Why Rachel Berry Is A Role Model

Lea Michele films a scene for the television show ?Glee? on location in Central Park in New York, Tuesday, April 26, 2011. (A
Lea Michele films a scene for the television show ?Glee? on location in Central Park in New York, Tuesday, April 26, 2011. (AP Photo/Charles Sykes)

Eighth grade was a very weird time for me. I had a tragically bad haircut, was really, weirdly into the Jonas Brothers, and was at that phase in braces where you have to wear rubber bands. Needless to say, I was in the height of my awkward stage.

It must've been some skewed form of serendipity that the humble beginnings of Glee coincided with my final year of middle school. On the musical-show, teens in the unpopular school glee club seek self-validation, as well as the acceptance and approval of their peers. It's really heartbreaking, and at that stage in life where everything is hormonal and horrible, I felt very connected to the show in a 13-year-old, melodramatic way.

I had always been a very ambitious young girl, so Rachel Berry (played by the effervescent and equally amazing Lea Michele) became my idol. She wore frumpy clothes and always seemed to dominate the hour-long episodes with her strong opinions on basically anything, but I found these traits really cool. From the second she stuck a gold star on the glee club audition sheet, I was hooked.

What has always moved me most about Rachel is the fact that she isn't the typical "power chick" we see in pop culture. Yes, Katniss Everdeen is an incredible figure for girls to look up to, and I definitely cite Katniss as one of my inspirations when working out, but she's from a dystopian society, and her most pressing boy issues are whether to choose generous/cute Peeta or rebellious/rugged Gale. Katniss barely even has the free time to go on a date with either of them, because she's too busy fighting in The Hunger Games and dealing with a political uprising.

While I love Katniss' feminist strength, I love Rachel Berry because she is a teenage girl. She sometimes hates herself, yet still thinks she's the best person in the world. Her identity is malleable, and she changes herself to fit in. She chases after a boy who doesn't know she exists, and she gets her heart broken. She gets jealous, she can sometimes be mean, and she deals with a lot of emotions, all while fighting for the chance to be America's next big Broadway star.

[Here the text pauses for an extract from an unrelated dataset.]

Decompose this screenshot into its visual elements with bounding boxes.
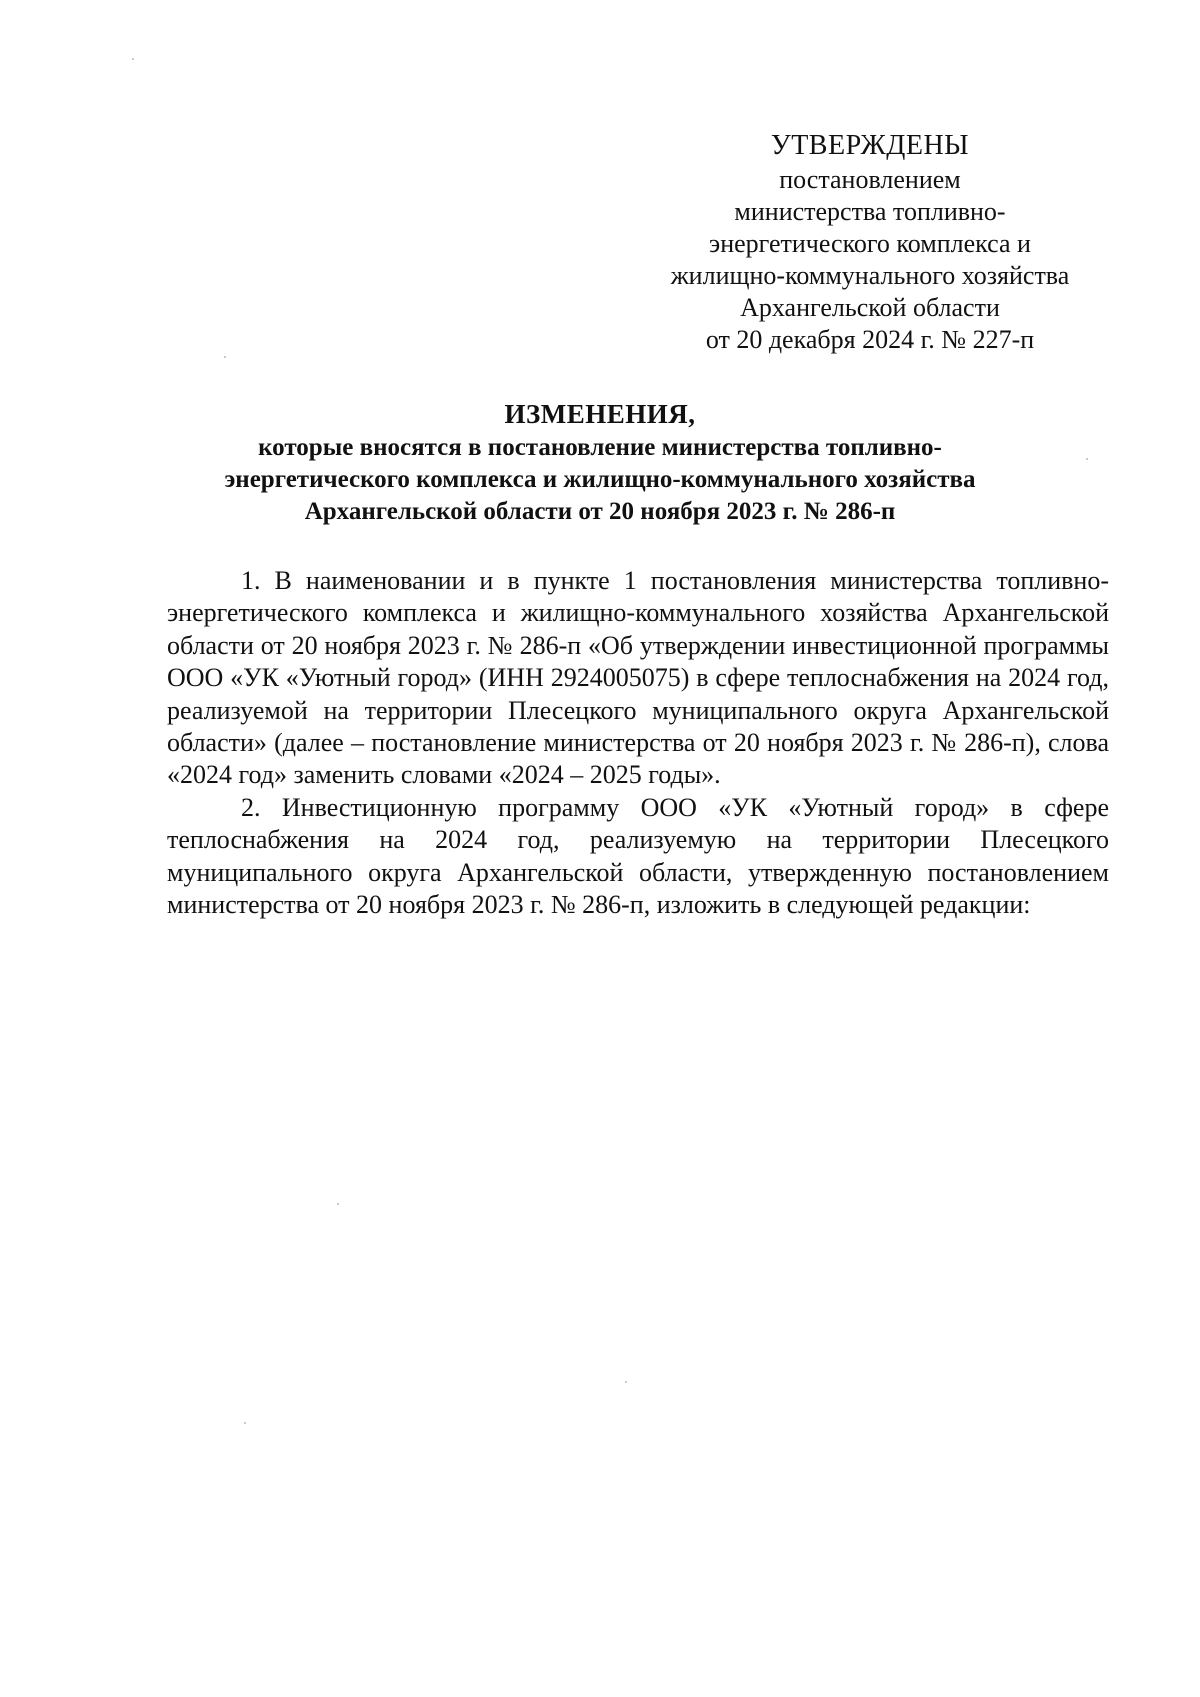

Rachel Berry is a dreamer. Her voice-overs are always filled with anecdotes about weird preparations she's taken to ensure she'll become a star, and although sometimes these dreams get cloudy or confusing, they are always present. After both she and her roommate and beloved Glee character Kurt broke up with their respective boyfriends, Rachel proclaimed, "Even though we don't still have our boyfriends, we still have our dreams, and our ambition." A female character that has romantic relationships that don't rule her life is kind of rare. In a way, Rachel is the modern teenage girls' Carrie Bradshaw -- she has an active love life, yet is also driven, surrounded by fabulous friends, and embracing New York City. Her career has always come first, and that is a valuable lesson for some high school girls to learn, when the biggest concern in their life is who is going to ask them to Homecoming.

I root for Rachel, perhaps even more so than even the creators and writers of Glee. Her ombre hairstyle inspired me to get an ombre hairstyle. Her pride in her unconventional beauty, with her big nose, was a touching display of body acceptance that is rare in modern society. And her consistent, dedicated work ethic has seen pitfalls, but has continued to propel her. Yes, I was totally crying when she got the role of Fanny Brice in the (sadly fictional) Broadway revival of Funny Girl. Some might scoff and roll their eyes and make some snarky comment about how she's a television character, and of course she's getting what she wants. But Rachel Berry is one of television's most real and deserving characters, and she inspires me to work to achieve whatever success is important to me.

Rachel Berry is a beacon of hope for dreaming teenagers in that horrid part of life when the greatest piece of advice adults can give you is "be realistic." She teaches us to be a teenager, and feel everything, and dream whatever we choose to dream. She teaches us that those feelings can make us great.